Dalam kesempatan tersebut, Kepala Kemenhaj Jawa Timur, Dr. Moh. As'adul Anam, menyampaikan laporan sekaligus arahan di hadapan para jamaah. Ia menegaskan bahwa manasik ini bukan sekadar kegiatan seremonial, melainkan bagian penting dari pembinaan menyeluruh bagi calon tamu Allah.
“Manasik haji ini dirancang terintegrasi, dengan pelaksanaan empat kali di tingkat kecamatan dan satu kali di tingkat kota. Ini adalah bentuk komitmen kami dalam memastikan jamaah benar-benar siap, baik secara ilmu maupun mental,” ujarnya di hadapan peserta yang memenuhi area masjid.
Data yang disampaikan turut menggambarkan keberagaman jamaah. Dari Kota Blitar sendiri tercatat sebanyak 158 jamaah, dengan rentang usia yang mencerminkan semangat lintas generasi. Jamaah tertua berusia 84 tahun 7 bulan, atas nama Slamet Azali, sementara jamaah termuda berusia 14 tahun, atas nama Raihaan Hasan. Perbedaan usia ini menjadi simbol bahwa panggilan haji melampaui batas usia, menyatukan tekad dalam satu tujuan suci.

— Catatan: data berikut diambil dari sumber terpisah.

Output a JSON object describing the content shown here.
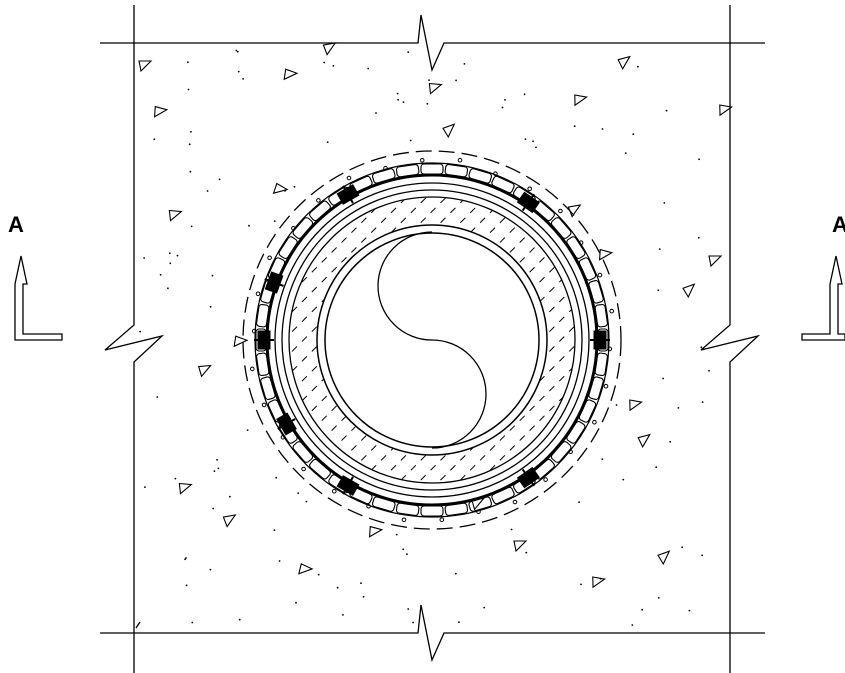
{
  "colors": {
    "line": "#000000",
    "background": "#ffffff"
  },
  "section_marker": {
    "label": "A"
  },
  "icons": [
    "section-arrow-icon",
    "break-line-icon",
    "yin-yang-icon"
  ]
}
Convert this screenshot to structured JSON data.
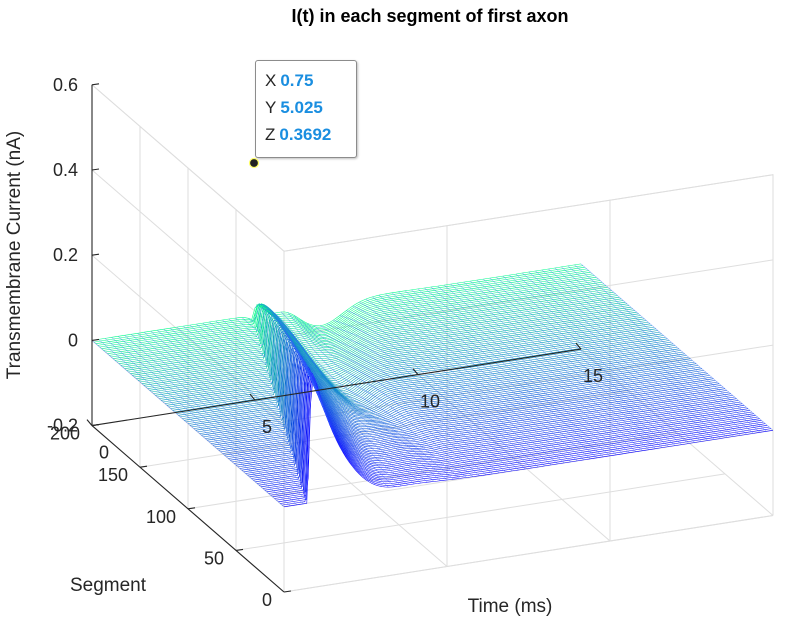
{
  "chart_data": {
    "type": "surface",
    "style": "mesh",
    "title": "I(t) in each segment of first axon",
    "xlabel": "Time (ms)",
    "ylabel": "Segment",
    "zlabel": "Transmembrane Current (nA)",
    "xlim": [
      0,
      15
    ],
    "ylim": [
      0,
      200
    ],
    "zlim": [
      -0.2,
      0.6
    ],
    "xticks": [
      "0",
      "5",
      "10",
      "15"
    ],
    "yticks": [
      "0",
      "50",
      "100",
      "150",
      "200"
    ],
    "zticks": [
      "-0.2",
      "0",
      "0.2",
      "0.4",
      "0.6"
    ],
    "grid": true,
    "colormap": [
      "#0a00ff",
      "#00ff88"
    ],
    "surface_description": "Current is 0 everywhere except a sharp positive spike near t≈0.75 ms that decays exponentially; its peak (~0.37 nA near segment 0) shrinks and its onset shifts later with increasing segment; small negative dips follow, with a second bump near t≈5 ms.",
    "samples": [
      {
        "segment": 0,
        "t": [
          0,
          0.7,
          0.75,
          1,
          1.5,
          2,
          3,
          5,
          15
        ],
        "I": [
          0,
          0,
          0.3692,
          0.3,
          0.21,
          0.14,
          0.06,
          0.0,
          0
        ]
      },
      {
        "segment": 100,
        "t": [
          0,
          2.3,
          2.4,
          3,
          4,
          5,
          6,
          15
        ],
        "I": [
          0,
          0,
          0.25,
          0.12,
          0.02,
          -0.05,
          -0.01,
          0
        ]
      },
      {
        "segment": 200,
        "t": [
          0,
          4.8,
          5.0,
          6,
          8,
          15
        ],
        "I": [
          0,
          0,
          0.05,
          -0.06,
          -0.02,
          0
        ]
      }
    ],
    "datatip": {
      "x": "0.75",
      "y": "5.025",
      "z": "0.3692"
    }
  }
}
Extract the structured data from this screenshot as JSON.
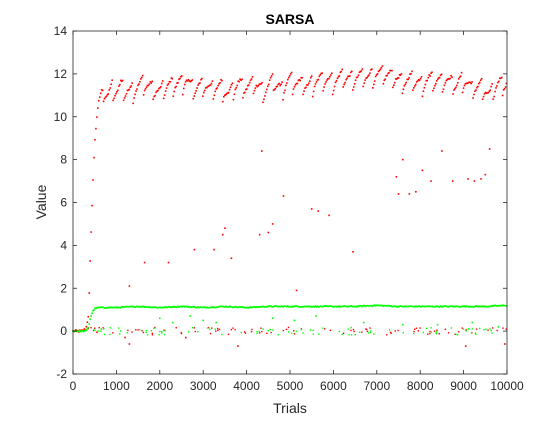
{
  "chart_data": {
    "type": "scatter",
    "title": "SARSA",
    "xlabel": "Trials",
    "ylabel": "Value",
    "xlim": [
      0,
      10000
    ],
    "ylim": [
      -2,
      14
    ],
    "xticks": [
      0,
      1000,
      2000,
      3000,
      4000,
      5000,
      6000,
      7000,
      8000,
      9000,
      10000
    ],
    "yticks": [
      -2,
      0,
      2,
      4,
      6,
      8,
      10,
      12,
      14
    ],
    "grid": false,
    "legend": "none",
    "colors": {
      "series_red": "#ff0000",
      "series_green": "#00ff00",
      "axes": "#262626"
    },
    "series": [
      {
        "color": "#ff0000",
        "description_points": {
          "x": [
            0,
            100,
            200,
            300,
            360,
            400,
            450,
            500,
            550,
            600,
            650,
            700,
            800,
            900,
            1000,
            1100,
            1200,
            1400,
            1600,
            1800,
            2000,
            2200,
            2400,
            2600,
            2800,
            3000,
            3200,
            3400,
            3600,
            3800,
            4000,
            4200,
            4400,
            4600,
            4800,
            5000,
            5200,
            5400,
            5600,
            5800,
            6000,
            6200,
            6400,
            6600,
            6800,
            7000,
            7200,
            7400,
            7600,
            7800,
            8000,
            8200,
            8400,
            8600,
            8800,
            9000,
            9200,
            9400,
            9600,
            9800,
            10000
          ],
          "y": [
            0.0,
            0.0,
            0.0,
            0.1,
            0.8,
            3.5,
            6.5,
            8.8,
            10.0,
            10.8,
            11.2,
            11.3,
            11.0,
            11.4,
            11.2,
            11.5,
            11.2,
            11.3,
            11.6,
            11.4,
            11.2,
            11.5,
            11.6,
            11.8,
            11.3,
            11.6,
            11.3,
            11.5,
            11.1,
            11.6,
            11.4,
            11.6,
            11.2,
            11.7,
            11.3,
            11.8,
            11.6,
            11.5,
            11.7,
            11.8,
            11.7,
            11.9,
            11.8,
            11.9,
            11.9,
            12.0,
            12.0,
            11.9,
            11.7,
            11.8,
            11.6,
            11.8,
            11.7,
            11.8,
            11.5,
            11.8,
            11.3,
            11.5,
            11.0,
            11.6,
            11.6
          ],
          "outliers": [
            [
              1300,
              2.1
            ],
            [
              1650,
              3.2
            ],
            [
              2200,
              3.2
            ],
            [
              2800,
              3.8
            ],
            [
              3250,
              3.8
            ],
            [
              3450,
              4.5
            ],
            [
              3500,
              4.8
            ],
            [
              3650,
              3.4
            ],
            [
              4300,
              4.5
            ],
            [
              4350,
              8.4
            ],
            [
              4500,
              4.6
            ],
            [
              4600,
              5.0
            ],
            [
              4850,
              6.3
            ],
            [
              5150,
              1.9
            ],
            [
              5500,
              5.7
            ],
            [
              5650,
              5.6
            ],
            [
              5900,
              5.4
            ],
            [
              6450,
              3.7
            ],
            [
              7450,
              7.2
            ],
            [
              7500,
              6.4
            ],
            [
              7600,
              8.0
            ],
            [
              7750,
              6.4
            ],
            [
              7900,
              6.5
            ],
            [
              8050,
              7.5
            ],
            [
              8250,
              7.0
            ],
            [
              8500,
              8.4
            ],
            [
              8750,
              7.0
            ],
            [
              9100,
              7.1
            ],
            [
              9250,
              7.0
            ],
            [
              9400,
              7.1
            ],
            [
              9500,
              7.3
            ],
            [
              9600,
              8.5
            ],
            [
              1200,
              -0.3
            ],
            [
              1300,
              -0.6
            ],
            [
              2600,
              -0.3
            ],
            [
              3800,
              -0.7
            ],
            [
              9050,
              -0.7
            ],
            [
              9950,
              -0.6
            ]
          ]
        }
      },
      {
        "color": "#00ff00",
        "description_points": {
          "x": [
            0,
            100,
            200,
            300,
            360,
            400,
            450,
            500,
            600,
            800,
            1000,
            1500,
            2000,
            2500,
            3000,
            3500,
            4000,
            4500,
            5000,
            5500,
            6000,
            6500,
            7000,
            7500,
            8000,
            8500,
            9000,
            9500,
            10000
          ],
          "y": [
            0.0,
            0.0,
            0.0,
            0.0,
            0.2,
            0.6,
            0.9,
            1.05,
            1.1,
            1.1,
            1.1,
            1.15,
            1.1,
            1.15,
            1.1,
            1.15,
            1.1,
            1.15,
            1.15,
            1.15,
            1.15,
            1.15,
            1.2,
            1.15,
            1.15,
            1.15,
            1.15,
            1.15,
            1.2
          ],
          "outliers": [
            [
              2000,
              0.6
            ],
            [
              2300,
              0.4
            ],
            [
              2700,
              0.7
            ],
            [
              3000,
              0.5
            ],
            [
              3300,
              0.4
            ],
            [
              4600,
              0.6
            ],
            [
              5100,
              0.5
            ],
            [
              5600,
              0.7
            ],
            [
              6700,
              0.4
            ],
            [
              7600,
              0.3
            ],
            [
              8400,
              0.3
            ],
            [
              9200,
              0.4
            ],
            [
              9800,
              0.2
            ]
          ]
        }
      }
    ]
  }
}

Selain pembekalan materi manasik, aspek kesehatan juga menjadi perhatian serius. Mengacu pada regulasi Pemerintah Arab Saudi, seluruh jamaah diwajibkan menjalani tiga jenis vaksinasi, yakni COVID-19, meningitis, dan polio. Hal ini menjadi bagian dari upaya menjaga keselamatan dan kesehatan jamaah selama menjalankan ibadah di Tanah Suci.
Kegiatan ini tidak hanya menjadi ruang pembelajaran, tetapi juga momentum penguatan spiritual. Di balik setiap langkah manasik, tersimpan harapan besar agar seluruh jamaah mampu menunaikan ibadah haji dengan lancar dan kembali ke tanah air dengan predikat haji mabrur.
Dengan pembinaan yang terstruktur dan dukungan penuh dari berbagai pihak, Manasik Haji Terintegrasi Blitar menjadi bukti nyata keseriusan dalam mempersiapkan perjalanan ibadah terbesar umat Islam. Sebuah perjalanan yang bukan hanya tentang fisik, tetapi juga tentang keteguhan hati, keikhlasan, dan kesiapan menuju panggilan Ilahi.